O desejo de conhecer a Deus realmente, isso é, de ver a face de Deus é inerente a todos os homens, até mesmo nos ateus. E nós temos talvez inconscientemente este desejo de simplesmente ver quem é Ele, o que é, quem é para nós. Mas esse desejo se realiza seguindo a Cristo, assim, vemos as costas e enfim também a Deus como um amigo, a sua face na face de Cristo. O importante é que sigamos a Cristo não somente no momento em que necessiatmos e quando encontramos um espaço em nossas ocupações diárias, mas com a nossa vida enquanto tal. Toda a nossa existência deve ser orientada ao encontro com Jesus Cristo, ao amor por Ele; e, nisso, um lugar central deve ter o amor ao próximo, o amor que, à luz do Crucifixo, nos faz reconhecer a face de Jesus nos pobres, nos fracos, nos sofredores. Isso é possível somente se a verdadeira face de Jesus tornou-se familiar para nós na escuta da sua Palavra, no falar interiormente, no entrar nesta Palavra de forma que realmente O encontremos, e, naturalmente, no mistério da Eucaristia. No Evangelho de São Lucas é significativo o passo dos dois discípulos de Emaús, que reconhecem Jesus ao partir o pão, mas preparados pelo caminho com Ele, preparados pelo convite que fizeram a Ele de permanecer com eles, preparados pelo diálogo que fez arder seus corações; assim, ao final, eles veem Jesus. Também para nós a Eucaristia é a grande escola em que aprendemos a ver a face de Deus, entramos em relacionamento íntimo com Ele e aprendemos, ao mesmo tempo, a dirigir o olhar para o momento final da história, quando Ele irá nos saciar com a luz da sua face. Sobre a terra nós caminhamos para essa plenitude, na expectativa alegre que se realiza no Reino de Deus. Obrigado.
Bento XVI dirigiu a seguinte saudação em português:
Uma saudação cordial aos peregrinos de língua portuguesa, nomeadamente ao grupo de “Cantorias”, da Diocese de Viseu: me quisestes recordar em vosso canto. Agradeço-vos e, de bom grado, vos encorajo na consagração à Virgem Maria para um feliz êxito na vossa configuração a Cristo. Desçam sobre vós e vossas famílias as Bênçãos de Deus. Obrigado.

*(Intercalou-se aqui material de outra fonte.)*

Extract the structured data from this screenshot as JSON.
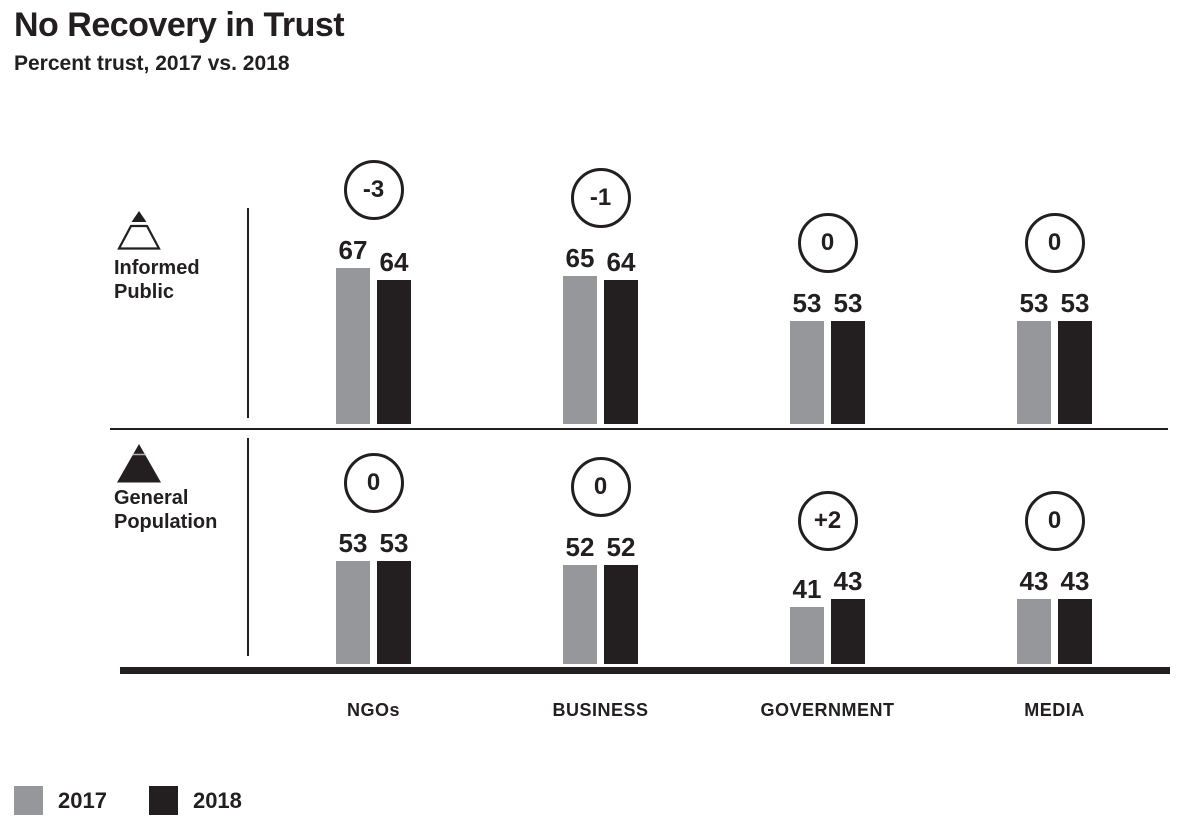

Antes da benção final o Papa fez o seguinte apelo:
Depois de amanhã, sexta-feira, 18 de janeiro, começa a Semana de Oração pela Unidade dos Cristãos, que este ano tem como tema: “O que Deus exige de nós”, inspirado em uma passagem do profeta Miquéias (cf. 06-8). Convido todos a rezarem, pedindo com insistência a Deus o grande dom da unidade entre os discípulos do Senhor. A força inesgotável do Espírito Santo nos encoraje a um compromisso sincero de busca da unidade, para que possamos professar juntos que Jesus é o Salvador do mundo.